Immerhin hielt auch dieser Bericht bereits 2001 fest: "In Deutschland selbst bereiten Immissionsschäden und Waldzerschneidungen durch Infrastruktur weiterhin die größten Sorgen". Dabei zeigen manchmal auch kleinere Veränderungen große Wirkung. So hatte der Parlamentarische Staatssekretär des Bundeslandwirtschaftsministeriums, Peter Paziorek (CDU), noch im Januar festhalten können, der Kronenzustand der Bäume habe sich nur "wenig geändert", und es gebe sogar eine leichte Tendenz "zur Besserung". Doch damit attestiert das Ministerium letztlich nur eine Schädigung der deutschen Wälder auf dem fast unverändert hohem Niveau der letzten Jahre. Das zeigt ein Blick in die Details des Waldzustandberichtes: Denn vor allem die Buche, von Natur aus "der" Baum der deutschen Mittelgebirge, ist stark betroffen von den Baumkrankheiten. Über alle Altersstufen hinweg zeigt die Hälfte aller Buchen deutliche Kronenverlichtungen.
Nur geringfügig besser steht es um die Eichen, die gerade 2005 sehr stark von Blatt fressenden Insekten befallen waren. Das Bild fällt drastischer aus, filtert man die jungen, bis zu 60 Jahre alten Bäume aus der Gesamterhebung heraus.

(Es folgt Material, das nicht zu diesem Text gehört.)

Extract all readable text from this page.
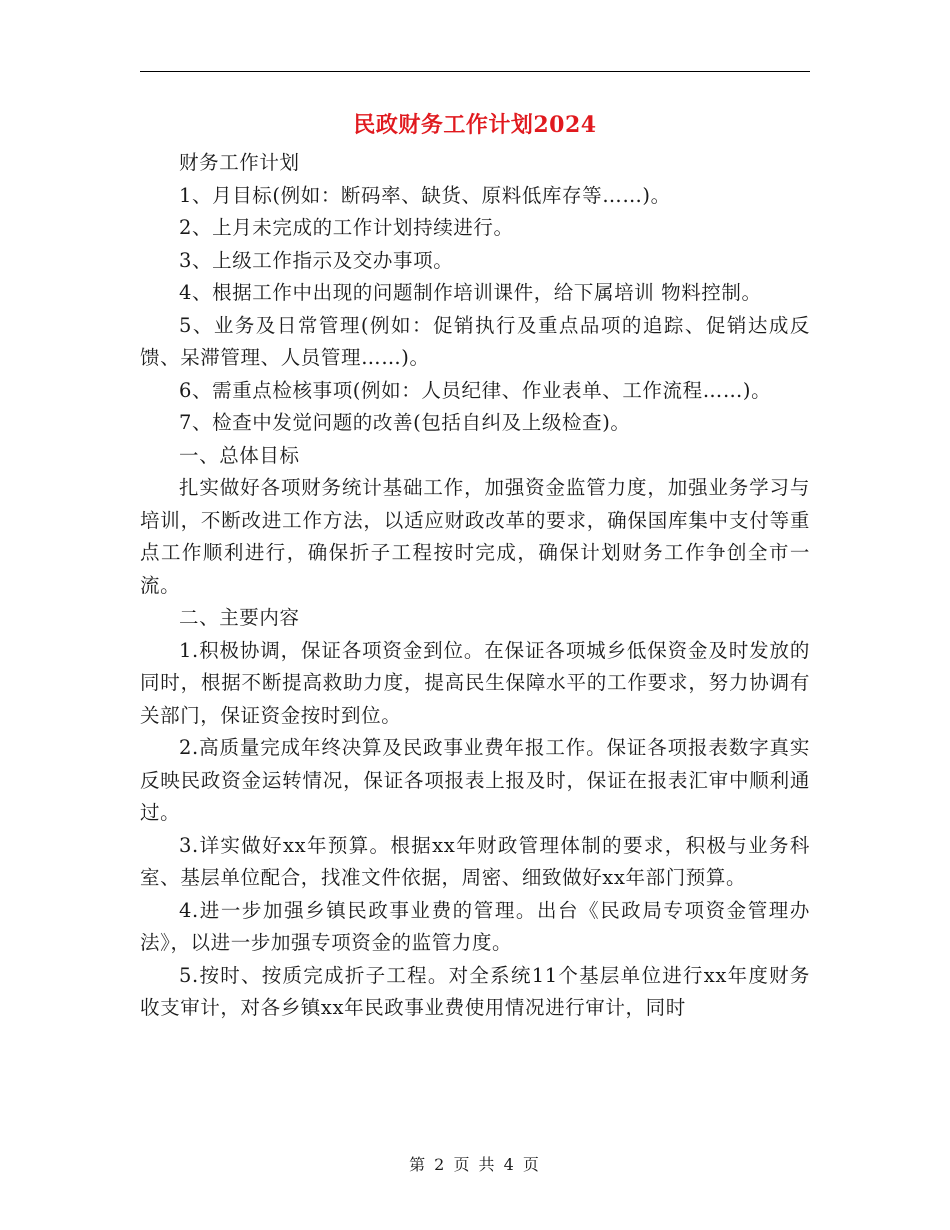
民政财务工作计划2024

财务工作计划

1、月目标(例如：断码率、缺货、原料低库存等……)。

2、上月未完成的工作计划持续进行。

3、上级工作指示及交办事项。

4、根据工作中出现的问题制作培训课件，给下属培训 物料控制。

5、业务及日常管理(例如：促销执行及重点品项的追踪、促销达成反馈、呆滞管理、人员管理……)。

6、需重点检核事项(例如：人员纪律、作业表单、工作流程……)。

7、检查中发觉问题的改善(包括自纠及上级检查)。

一、总体目标

扎实做好各项财务统计基础工作，加强资金监管力度，加强业务学习与培训，不断改进工作方法，以适应财政改革的要求，确保国库集中支付等重点工作顺利进行，确保折子工程按时完成，确保计划财务工作争创全市一流。

二、主要内容

1.积极协调，保证各项资金到位。在保证各项城乡低保资金及时发放的同时，根据不断提高救助力度，提高民生保障水平的工作要求，努力协调有关部门，保证资金按时到位。

2.高质量完成年终决算及民政事业费年报工作。保证各项报表数字真实反映民政资金运转情况，保证各项报表上报及时，保证在报表汇审中顺利通过。

3.详实做好xx年预算。根据xx年财政管理体制的要求，积极与业务科室、基层单位配合，找准文件依据，周密、细致做好xx年部门预算。

4.进一步加强乡镇民政事业费的管理。出台《民政局专项资金管理办法》，以进一步加强专项资金的监管力度。

5.按时、按质完成折子工程。对全系统11个基层单位进行xx年度财务收支审计，对各乡镇xx年民政事业费使用情况进行审计，同时

第 2 页 共 4 页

Dann weisen gleich 58 Prozent der Buchen deutliche Schäden (Eichen: 55 Prozent) auf, es waren 2004 sogar schon mal 65 Prozent, wobei die Schädigungen 2006 gegenüber dem Vorjahr wieder angestiegen sind. Mitte und Ende der 80er- Jahre aber, als die Erhebungen begannen, lagen die Werte bei vergleichsweise läppischen neun bis allenfalls 25 Prozent. Damals man vom "Waldsterben", trotz des milden Schadensniveaus. Heute ist dieser Begriff verpönt und vermutlich der Sache auch nur bedingt angemessen. Dabei gibt es kaum noch gesunde Bäume: Je nach Baumart sind gerade noch zwischen fünf und neun Prozent der mehr als 60 Jahre alten Forstbäume völlig frei von Symptomen, wie der Blick in den aktuellen Waldzustandsbericht des Bundes zeigt. Einen neuen Bericht wird es erst wieder in der nächsten Legislaturperiode geben.